SMAW productivity - rod-size / joint-type

The job

Convert barge to solid flat-bottom hold to be unloaded with an excavator.

The hold-floor-plates were 20mm thickness, to be "excavator-bucket proof". A lot of weld metal to deposit for a single-sided weld V-prep given only top access.

The welding so far

Productivity had been fairly pathetic.

The barge had been lingering around for far too long, and there was no chance of this type of job becoming a repeat without doing much better.

Getting to the point: I could see that for depositing so much metal over such a large job, a single good type of large SMAW electrode was needed.

What I did about it

I put in an order via the office for 6mm "7018" (Calcium Carbonate based) electrodes through their familiar supplier.
Result : the owner coming out red-faced and shouting...

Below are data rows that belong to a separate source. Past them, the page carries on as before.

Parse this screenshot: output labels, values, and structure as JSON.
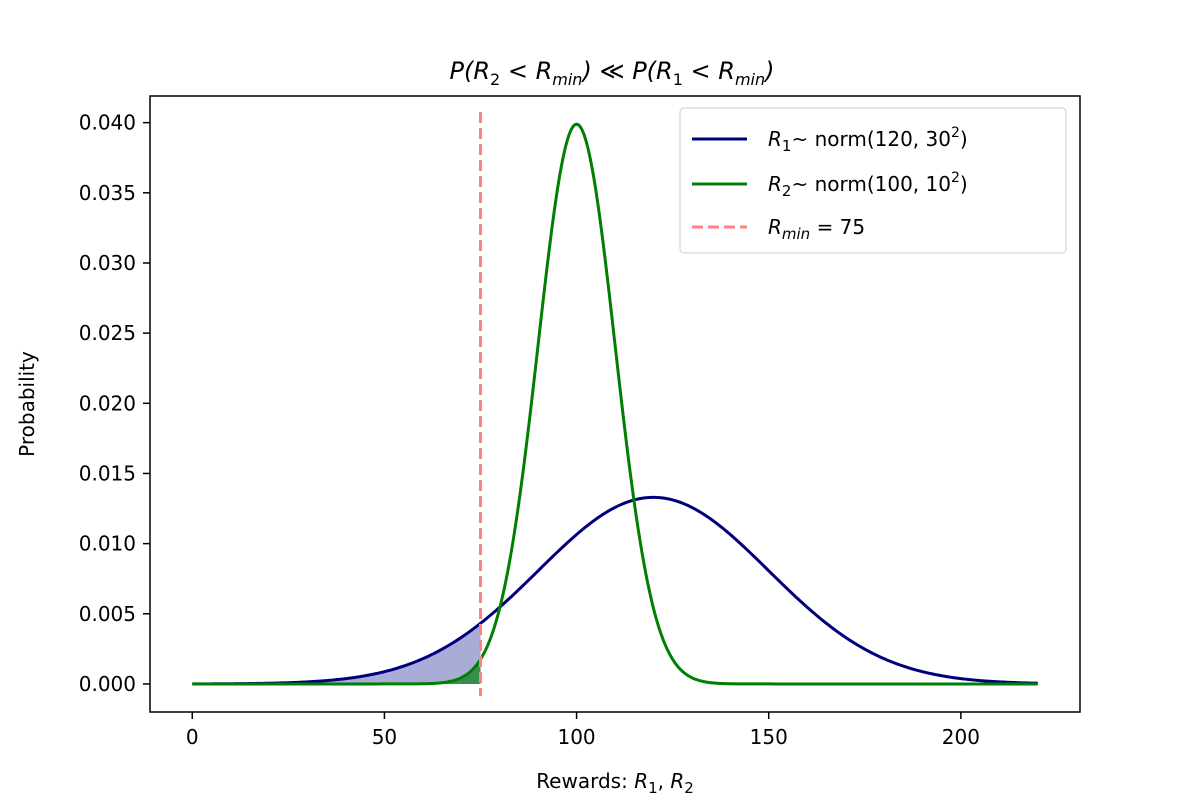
{
  "chart_data": {
    "type": "line",
    "title": {
      "left_var": "R",
      "left_sub": "2",
      "bound_var": "R",
      "bound_sub": "min",
      "relation": "≪",
      "right_var": "R",
      "right_sub": "1"
    },
    "xlabel": {
      "prefix": "Rewards:",
      "var1": "R",
      "sub1": "1",
      "var2": "R",
      "sub2": "2"
    },
    "ylabel": "Probability",
    "xlim": [
      -11,
      231
    ],
    "ylim": [
      -0.002,
      0.0419
    ],
    "x_ticks": [
      0,
      50,
      100,
      150,
      200
    ],
    "y_ticks": [
      0.0,
      0.005,
      0.01,
      0.015,
      0.02,
      0.025,
      0.03,
      0.035,
      0.04
    ],
    "y_tick_labels": [
      "0.000",
      "0.005",
      "0.010",
      "0.015",
      "0.020",
      "0.025",
      "0.030",
      "0.035",
      "0.040"
    ],
    "x_range": [
      0,
      220
    ],
    "threshold": {
      "x": 75,
      "name_var": "R",
      "name_sub": "min",
      "value_text": "= 75",
      "color": "#ff8080",
      "style": "dashed"
    },
    "series": [
      {
        "name_var": "R",
        "name_sub": "1",
        "dist_text": "~  norm(120, 30",
        "exponent": "2",
        "close": ")",
        "mean": 120,
        "std": 30,
        "color": "#00007f",
        "fill_color": "#a9acd6"
      },
      {
        "name_var": "R",
        "name_sub": "2",
        "dist_text": "~  norm(100, 10",
        "exponent": "2",
        "close": ")",
        "mean": 100,
        "std": 10,
        "color": "#007f00",
        "fill_color": "#2e8b3e"
      }
    ],
    "grid": false,
    "legend_position": "top-right"
  }
}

I had the choice of being sacked withing about 0.7 seconds (tell him he was wrong) and being sacked in about 7 months (job went slow and I never got a chance to deliver my abilities).
Given I was getting a lot out of the marine / maritime side of the job, I went with the latter.

Welding reality

What was missed in the moment...

For given plate thickness:

Butt weld, rather than fillet weld - plus one rod size

This is about "combined thickness", or you can think about in terms of how many directions the heat can go. How much volume and weight of metal is conducting-away the weld heat.

Next; in addition

Already hot plate preheated by "root" and "hot-pass" runs, not cold plate - plus one rod size

Same variable of cold plate -> hot plate - effect on characteristic of the electrode burn

With warm plate both the minimum usable Amps and the maximum usable Amps go down.

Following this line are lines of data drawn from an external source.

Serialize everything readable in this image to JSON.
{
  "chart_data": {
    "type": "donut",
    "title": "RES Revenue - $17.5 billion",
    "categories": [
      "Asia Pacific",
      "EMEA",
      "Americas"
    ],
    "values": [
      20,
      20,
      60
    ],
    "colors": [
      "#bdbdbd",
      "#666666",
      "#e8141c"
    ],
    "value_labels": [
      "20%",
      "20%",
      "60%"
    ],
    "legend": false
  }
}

So that's up two rod-sizes.
With the welding machine running 4mm electrodes on a cold fillet weld, it should have run 6mm electrodes on an already hot butt weld.

The 5mm rods were ejecting-out "cannonball-spatter" as one welder tried to get productivity with Amps the welding machine would clearly deliver. That spatter defeated the intention of productivity.
However, another almost-certaint indication one bigger rod size would run at the Amps the welding machine would readily give.

I was far from the only one knowing of "combined thickness" and the effects of temperature. I blagged some 6mm 7018's and we would have heated offcuts until water sizzled on them, presented an outside corner to easily mimic a butt-weld then seen if the rods would run at the Amps of a cold fillet-weld with 4mm rods. So that at least us the welders could know for sure.

None of us welders there at the time had ever used 6mm rods.
It was that £150 punt on a seemingly very high likelihood of getting the productivity needed to make that job viable and get plenty more of the same.

Had they worked, the 6mm rods would have given a long burn - lot of metal per rod - hopefully giving easy low-fatigue welding to do entire shifts welding at optimal rate and quality.

With Covid coming along we went our separate ways and the rods never got tried.